§23 Safety Benchmark Protocol¶

Version: v3.0

Defines the rcan-safety-benchmark-v1 schema — a machine-readable artifact that proves safety-critical software paths meet their latency thresholds. Required as quantified evidence for EU AI Act notified body review (Art. 15).

Overview¶

EU AI Act Art. 15 requires high-risk AI systems to achieve appropriate levels of accuracy, robustness, and cybersecurity. For robot safety systems, this means quantified evidence that critical paths (ESTOP, bounds checking, confidence gating) perform within declared limits. RCAN §23 defines the benchmark schema and four canonical paths that together constitute the safety-path evidence package.
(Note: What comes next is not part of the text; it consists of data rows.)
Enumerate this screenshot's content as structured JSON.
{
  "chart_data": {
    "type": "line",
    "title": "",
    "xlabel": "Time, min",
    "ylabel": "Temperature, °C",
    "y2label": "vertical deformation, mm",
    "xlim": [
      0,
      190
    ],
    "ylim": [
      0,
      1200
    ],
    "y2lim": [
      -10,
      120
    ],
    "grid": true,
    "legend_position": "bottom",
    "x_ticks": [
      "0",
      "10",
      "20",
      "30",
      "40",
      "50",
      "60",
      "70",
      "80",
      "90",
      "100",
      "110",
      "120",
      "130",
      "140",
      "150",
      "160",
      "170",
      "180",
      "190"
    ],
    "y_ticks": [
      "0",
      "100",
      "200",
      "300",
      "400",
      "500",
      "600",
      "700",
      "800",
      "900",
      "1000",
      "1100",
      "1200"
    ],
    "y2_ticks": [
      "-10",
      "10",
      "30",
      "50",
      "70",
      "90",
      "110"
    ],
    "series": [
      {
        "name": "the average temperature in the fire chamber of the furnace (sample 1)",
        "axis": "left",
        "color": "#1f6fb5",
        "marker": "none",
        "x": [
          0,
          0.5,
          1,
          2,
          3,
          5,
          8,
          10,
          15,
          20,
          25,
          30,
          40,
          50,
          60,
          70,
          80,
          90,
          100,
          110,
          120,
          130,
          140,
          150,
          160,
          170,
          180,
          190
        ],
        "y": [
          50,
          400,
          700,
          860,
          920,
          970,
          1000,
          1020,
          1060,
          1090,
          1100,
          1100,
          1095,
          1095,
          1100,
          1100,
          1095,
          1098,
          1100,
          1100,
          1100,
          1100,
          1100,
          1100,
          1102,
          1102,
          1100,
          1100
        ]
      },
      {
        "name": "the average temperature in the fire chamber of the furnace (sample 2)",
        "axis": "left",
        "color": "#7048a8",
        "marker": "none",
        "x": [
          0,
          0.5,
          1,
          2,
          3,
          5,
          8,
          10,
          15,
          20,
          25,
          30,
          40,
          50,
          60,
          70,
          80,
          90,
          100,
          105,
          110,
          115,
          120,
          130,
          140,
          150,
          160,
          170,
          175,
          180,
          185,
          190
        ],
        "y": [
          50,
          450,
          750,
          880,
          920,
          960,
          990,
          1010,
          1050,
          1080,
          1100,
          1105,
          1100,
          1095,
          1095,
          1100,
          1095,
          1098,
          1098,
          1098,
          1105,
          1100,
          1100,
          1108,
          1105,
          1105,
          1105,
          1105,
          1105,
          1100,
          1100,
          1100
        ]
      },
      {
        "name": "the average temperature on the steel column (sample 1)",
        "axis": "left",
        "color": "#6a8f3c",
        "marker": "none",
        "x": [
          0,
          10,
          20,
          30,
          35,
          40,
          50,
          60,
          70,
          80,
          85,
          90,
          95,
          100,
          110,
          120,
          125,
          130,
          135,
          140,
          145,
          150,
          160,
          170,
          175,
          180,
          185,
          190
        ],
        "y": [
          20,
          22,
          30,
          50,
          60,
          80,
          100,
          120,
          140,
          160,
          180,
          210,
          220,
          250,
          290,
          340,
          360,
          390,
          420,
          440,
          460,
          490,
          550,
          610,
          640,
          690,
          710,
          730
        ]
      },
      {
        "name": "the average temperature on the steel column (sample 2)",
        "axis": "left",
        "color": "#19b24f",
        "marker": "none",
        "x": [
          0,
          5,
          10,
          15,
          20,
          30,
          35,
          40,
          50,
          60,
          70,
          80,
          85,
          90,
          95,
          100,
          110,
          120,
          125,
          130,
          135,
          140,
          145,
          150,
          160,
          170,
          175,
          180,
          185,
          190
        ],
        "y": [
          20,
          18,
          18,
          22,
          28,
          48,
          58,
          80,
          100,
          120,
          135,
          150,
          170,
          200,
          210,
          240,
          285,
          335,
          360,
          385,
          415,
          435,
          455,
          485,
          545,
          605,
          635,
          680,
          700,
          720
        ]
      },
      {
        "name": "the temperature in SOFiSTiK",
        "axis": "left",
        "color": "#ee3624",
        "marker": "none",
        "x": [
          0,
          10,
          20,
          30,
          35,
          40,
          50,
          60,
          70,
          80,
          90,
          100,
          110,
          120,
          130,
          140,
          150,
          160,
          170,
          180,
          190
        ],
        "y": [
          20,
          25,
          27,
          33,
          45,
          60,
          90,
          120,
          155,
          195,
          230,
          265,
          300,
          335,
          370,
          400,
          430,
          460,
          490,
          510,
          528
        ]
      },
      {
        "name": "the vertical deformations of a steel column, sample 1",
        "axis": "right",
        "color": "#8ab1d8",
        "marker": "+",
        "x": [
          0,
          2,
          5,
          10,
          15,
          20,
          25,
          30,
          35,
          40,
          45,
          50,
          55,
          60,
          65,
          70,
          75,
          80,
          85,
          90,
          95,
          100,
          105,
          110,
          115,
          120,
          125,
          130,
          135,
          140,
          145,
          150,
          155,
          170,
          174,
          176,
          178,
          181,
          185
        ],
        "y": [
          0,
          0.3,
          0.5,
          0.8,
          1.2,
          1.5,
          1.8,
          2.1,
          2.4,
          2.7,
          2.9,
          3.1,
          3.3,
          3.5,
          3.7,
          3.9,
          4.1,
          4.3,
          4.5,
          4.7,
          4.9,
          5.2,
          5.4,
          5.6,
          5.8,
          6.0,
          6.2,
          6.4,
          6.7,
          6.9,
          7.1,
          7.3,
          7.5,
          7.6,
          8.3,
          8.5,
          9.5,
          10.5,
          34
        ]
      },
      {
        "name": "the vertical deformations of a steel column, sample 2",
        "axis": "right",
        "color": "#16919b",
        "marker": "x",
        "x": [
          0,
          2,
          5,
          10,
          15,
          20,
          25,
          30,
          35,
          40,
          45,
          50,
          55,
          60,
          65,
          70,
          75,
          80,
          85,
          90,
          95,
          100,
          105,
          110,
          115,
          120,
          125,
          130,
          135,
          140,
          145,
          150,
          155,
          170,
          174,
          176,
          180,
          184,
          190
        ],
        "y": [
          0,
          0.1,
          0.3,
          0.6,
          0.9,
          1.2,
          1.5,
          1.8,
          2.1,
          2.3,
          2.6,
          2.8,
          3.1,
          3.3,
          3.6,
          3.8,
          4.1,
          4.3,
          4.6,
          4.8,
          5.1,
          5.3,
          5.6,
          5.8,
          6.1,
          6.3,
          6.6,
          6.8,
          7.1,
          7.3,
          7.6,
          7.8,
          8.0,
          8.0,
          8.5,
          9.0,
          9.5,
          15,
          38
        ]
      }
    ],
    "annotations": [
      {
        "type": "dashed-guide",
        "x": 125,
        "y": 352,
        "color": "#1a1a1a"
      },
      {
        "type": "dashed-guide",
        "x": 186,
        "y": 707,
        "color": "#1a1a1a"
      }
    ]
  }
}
The benchmark runs in synthetic mode by default — calling Python code paths directly with mock inputs, no hardware or running robot required. This makes it safe to run in CI. Live mode (--live) connects to a running robot for the ESTOP path only; the other three paths always run synthetic.

FRIA integration: When overall_pass: true, reference the benchmark file in castor fria generate --benchmark FILE. The results are inlined under safety_benchmarks in the FRIA document. See §22.

Benchmarked Paths¶

Path	What is measured	Default P95 threshold
`estop`	`SafetyLayer.emergency_stop()` call → halt state confirmed	100 ms
`bounds_check`	Motor command evaluated against all BoundsChecker limits	5 ms
`confidence_gate`	Confidence value through `ConfidenceGateEnforcer.evaluate()`	2 ms
`full_pipeline`	Command received → safety-cleared or blocked	50 ms

The 100 ms ESTOP threshold matches the MOTION_003 rule in SafetyLayer. All thresholds are overridable via safety.benchmark_thresholds.* in RCAN config.

Schema¶

{
  "schema": "rcan-safety-benchmark-v1",
  "generated_at": "2026-04-11T09:00:00.000Z",
  "mode": "synthetic",
  "iterations": 20,
  "thresholds": {
    "estop_p95_ms": 100.0,
    "bounds_check_p95_ms": 5.0,
    "confidence_gate_p95_ms": 2.0,
    "full_pipeline_p95_ms": 50.0
  },
  "results": {
    "estop":           { "min_ms": 0.3,  "mean_ms": 1.2, "p95_ms": 4.1,  "p99_ms": 7.2,  "max_ms": 9.8,  "pass": true },
    "bounds_check":    { "min_ms": 0.1,  "mean_ms": 0.4, "p95_ms": 0.9,  "p99_ms": 1.1,  "max_ms": 1.4,  "pass": true },
    "confidence_gate": { "min_ms": 0.05, "mean_ms": 0.1, "p95_ms": 0.3,  "p99_ms": 0.4,  "max_ms": 0.5,  "pass": true },
    "full_pipeline":   { "min_ms": 0.4,  "mean_ms": 1.8, "p95_ms": 5.2,  "p99_ms": 8.1,  "max_ms": 11.0, "pass": true }
  },
  "overall_pass": true
}

Field Reference¶

Field	Type	Required	Description
`schema`	string	MUST	Always `"rcan-safety-benchmark-v1"`.
`generated_at`	string	MUST	ISO-8601 UTC timestamp.
`mode`	string	MUST	`"synthetic"` or `"live"`. Synthetic runs Python code paths directly; live connects to a running robot for the estop path only.
`iterations`	integer	MUST	Number of timed iterations per path. Default: 20.
`thresholds`	object	MUST	P95 thresholds per path in milliseconds. Overridable via config `safety.benchmark_thresholds.*`.
`results.*`	object	MUST	Per-path stats: `min_ms`, `mean_ms`, `p95_ms`, `p99_ms`, `max_ms`, `pass` (true when p95 ≤ threshold).
`overall_pass`	boolean	MUST	`true` when every path passes its P95 threshold.

CLI Reference¶

# Run safety benchmark (synthetic — no hardware needed)
castor safety benchmark \
  --config bob.rcan.yaml \
  --iterations 20 \
  --output safety-benchmark-20260411.json

# Include in FRIA:
castor fria generate \
  --config bob.rcan.yaml \
  --annex-iii-basis safety_component \
  --intended-use "Indoor navigation" \
  --benchmark safety-benchmark-20260411.json

# Fail CI when any path misses threshold:
castor safety benchmark --fail-fast